La vie aquatique est un thème de prédilection chez Gallé, qui admire l'art d'Extrême-Orient et s'inspire ici de la céramique japonaise. Eaux dormantes est l'une des plus belles et des plus parfaites réalisations du maître verrier lorrain. Une technique complexe est mise en oeuvre pour évoquer l'atmosphère poétique d'un étang à la tombée de la nuit, jusqu'aux bulles d'air qui affleurent à la surface du verre comme à celle des eaux stagnantes. Une libellule et un phalène animent la nature immobile. Le pot à couvercle est en cristal soufflé puis gravé et enrichi d'inclusions de fragments de verre blanc et de parcelles d'argent.

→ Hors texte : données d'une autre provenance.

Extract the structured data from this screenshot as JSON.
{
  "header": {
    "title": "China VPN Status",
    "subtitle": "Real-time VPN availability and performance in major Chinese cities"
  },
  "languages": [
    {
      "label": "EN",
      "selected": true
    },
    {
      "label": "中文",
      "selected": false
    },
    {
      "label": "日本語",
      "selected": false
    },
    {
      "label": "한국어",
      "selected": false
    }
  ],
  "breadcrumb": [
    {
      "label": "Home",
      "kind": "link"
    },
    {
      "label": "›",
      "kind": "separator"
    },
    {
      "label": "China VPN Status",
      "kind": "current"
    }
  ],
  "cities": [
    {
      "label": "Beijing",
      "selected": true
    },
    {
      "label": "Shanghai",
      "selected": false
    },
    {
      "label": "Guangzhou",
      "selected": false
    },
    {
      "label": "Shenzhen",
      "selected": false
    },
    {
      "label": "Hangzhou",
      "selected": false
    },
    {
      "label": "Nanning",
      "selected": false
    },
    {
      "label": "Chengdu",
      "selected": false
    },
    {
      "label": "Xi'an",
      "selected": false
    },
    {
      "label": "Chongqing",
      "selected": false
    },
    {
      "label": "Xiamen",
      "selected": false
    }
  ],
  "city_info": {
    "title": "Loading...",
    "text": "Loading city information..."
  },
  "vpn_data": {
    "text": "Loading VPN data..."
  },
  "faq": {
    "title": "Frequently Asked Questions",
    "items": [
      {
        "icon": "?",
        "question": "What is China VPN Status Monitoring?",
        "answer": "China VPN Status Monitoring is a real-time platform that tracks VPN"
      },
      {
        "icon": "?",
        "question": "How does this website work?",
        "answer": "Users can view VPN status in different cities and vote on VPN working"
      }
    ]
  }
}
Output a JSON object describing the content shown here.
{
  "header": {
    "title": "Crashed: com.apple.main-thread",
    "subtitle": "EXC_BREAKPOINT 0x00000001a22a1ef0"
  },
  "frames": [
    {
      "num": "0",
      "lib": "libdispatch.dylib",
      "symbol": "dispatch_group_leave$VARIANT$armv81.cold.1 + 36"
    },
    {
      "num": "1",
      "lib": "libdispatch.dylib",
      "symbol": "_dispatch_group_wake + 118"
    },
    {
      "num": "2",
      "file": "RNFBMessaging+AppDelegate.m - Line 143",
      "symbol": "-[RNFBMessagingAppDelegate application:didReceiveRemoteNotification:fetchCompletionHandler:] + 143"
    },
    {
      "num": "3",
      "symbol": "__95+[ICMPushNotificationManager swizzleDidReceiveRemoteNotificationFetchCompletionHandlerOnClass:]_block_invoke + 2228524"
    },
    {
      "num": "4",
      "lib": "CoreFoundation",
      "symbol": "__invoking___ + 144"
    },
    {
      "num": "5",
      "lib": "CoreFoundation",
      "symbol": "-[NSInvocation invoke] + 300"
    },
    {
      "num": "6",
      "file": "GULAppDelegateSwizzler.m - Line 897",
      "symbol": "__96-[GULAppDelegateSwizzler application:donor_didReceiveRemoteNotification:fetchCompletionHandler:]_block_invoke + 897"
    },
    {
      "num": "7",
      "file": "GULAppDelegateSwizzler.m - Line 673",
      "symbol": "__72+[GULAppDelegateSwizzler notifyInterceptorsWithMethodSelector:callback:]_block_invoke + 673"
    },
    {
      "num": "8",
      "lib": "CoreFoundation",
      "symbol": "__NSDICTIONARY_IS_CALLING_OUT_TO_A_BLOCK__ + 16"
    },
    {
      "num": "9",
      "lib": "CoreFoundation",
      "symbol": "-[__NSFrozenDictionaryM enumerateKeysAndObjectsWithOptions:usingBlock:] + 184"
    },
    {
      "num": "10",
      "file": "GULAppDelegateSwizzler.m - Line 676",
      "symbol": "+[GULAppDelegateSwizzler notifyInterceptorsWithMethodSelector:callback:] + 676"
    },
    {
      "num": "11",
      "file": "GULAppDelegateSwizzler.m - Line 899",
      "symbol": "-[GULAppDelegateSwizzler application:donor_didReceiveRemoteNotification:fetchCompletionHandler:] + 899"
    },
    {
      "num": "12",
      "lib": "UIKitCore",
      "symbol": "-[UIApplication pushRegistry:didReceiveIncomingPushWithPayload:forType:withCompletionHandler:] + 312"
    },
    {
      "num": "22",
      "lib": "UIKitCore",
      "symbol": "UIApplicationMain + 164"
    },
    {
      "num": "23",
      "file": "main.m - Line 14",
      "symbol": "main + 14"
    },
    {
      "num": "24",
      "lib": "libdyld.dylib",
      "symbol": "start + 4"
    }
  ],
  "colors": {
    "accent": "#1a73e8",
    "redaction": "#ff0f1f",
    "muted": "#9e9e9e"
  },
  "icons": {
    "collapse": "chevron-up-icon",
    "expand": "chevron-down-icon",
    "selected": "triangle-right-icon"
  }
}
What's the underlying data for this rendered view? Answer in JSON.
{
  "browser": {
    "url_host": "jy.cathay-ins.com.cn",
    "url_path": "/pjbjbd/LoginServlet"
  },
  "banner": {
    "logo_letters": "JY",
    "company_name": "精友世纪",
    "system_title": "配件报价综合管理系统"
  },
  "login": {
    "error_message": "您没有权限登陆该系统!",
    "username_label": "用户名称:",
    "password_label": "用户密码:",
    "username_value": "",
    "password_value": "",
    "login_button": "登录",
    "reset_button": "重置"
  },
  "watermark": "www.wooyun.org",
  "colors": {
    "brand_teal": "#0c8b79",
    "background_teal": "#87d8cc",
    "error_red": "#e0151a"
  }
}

Un quatrain de Victor Hugo, tiré du recueil Les rayons et les ombres de 1840, est gravé sous l'aile droite de la grande libellule et vient amplifier le plaisir des yeux par la vertu incantatoire des mots :
"La frissonnante libellule
Mire le globe de ses yeux
Dans l'étang splendide où pullule
Tout un monde mystérieux."
En 1890, Gallé offre sa création à un ami de longue date, Roger Marx. Ce fonctionnaire du ministère de l'Instruction publique et des Beaux-arts, également critique d'art ne cessa de soutenir Gallé et de défendre l'art "moderne", se montrant hostile à la séparation établie entre arts majeurs et arts mineurs. Ce combat trouve un aboutissement l'année suivante, lorsque Eaux dormantes figure au Salon de la Société nationale des Beaux-arts de 1891, premier salon officiel à admettre des objets décoratifs à côté de peintures et de sculptures.